Now, to fix the above issue, you compare with array[0] instead of smallest in the if - but this isn't the right fix.

int array1[] = new int[8];
int i7;
System.out.println("Type 8 numbers.");
array1[0] = keyboard.nextInt();

int smallest = array1[0]

for (i7 = 1; i7 < array1.length; i7++)
{
   array1[i7] = keyboard.nextInt();

   if (array1[i7] < smallest)
   {
       smallest = array1[i7];
   }
}
System.out.println("The smallest number is " + smallest);

Alternate solution.

int array1[] = new int[8];
int i7;
int smallest;

System.out.println("Type 8 numbers.");

for (i7 = 0; i7 < array1.length; i7++)
{
   array1[i7] = keyboard.nextInt();

   if(i7 == 0)
   {
        smallest = array1[0];
   }
   else
   {
       if (array1[i7] < smallest)
       {
           smallest = array1[i7];
       }

   }
}
System.out.println("The smallest number is " + smallest);

I prefer the 1st one, though.

Upvotes: 2

RuntimeError
RuntimeError

Reputation: 105

You didn't actually asked the user for the numbers did you?

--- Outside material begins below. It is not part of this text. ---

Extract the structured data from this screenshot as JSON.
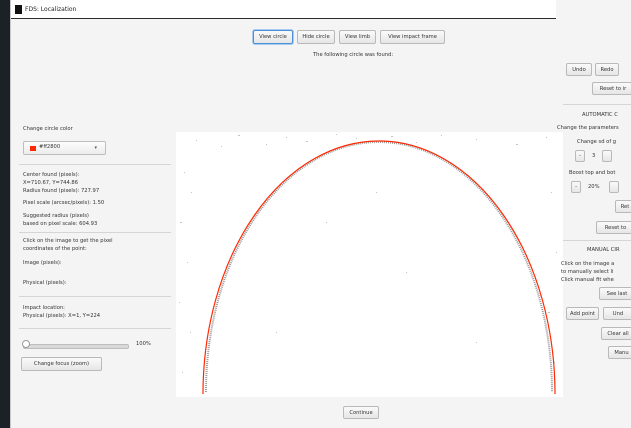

Try adding this before your for call:

Scanner sc = new Scanner(System.in);

for(int z=0;z < 8;z++){
    array1[z] = new Integer(sc.nextLine()).intValue();
}

Upvotes: 0

Zim-Zam O&#39;Pootertoot
Zim-Zam O&#39;Pootertoot

Reputation: 18148

array1[i7] < array1[0] always performs the exact same comparison; you want array1[i7] < smallest

In addition, array1[0] equals zero after it's initialized, so smallest will always equal 0 unless you're entering negative numbers. Instead, initialize smallest = Integer.MAX_VALUE. This will initialize smallest to the largest possible integer, so any numbers you enter will (probably) be smaller.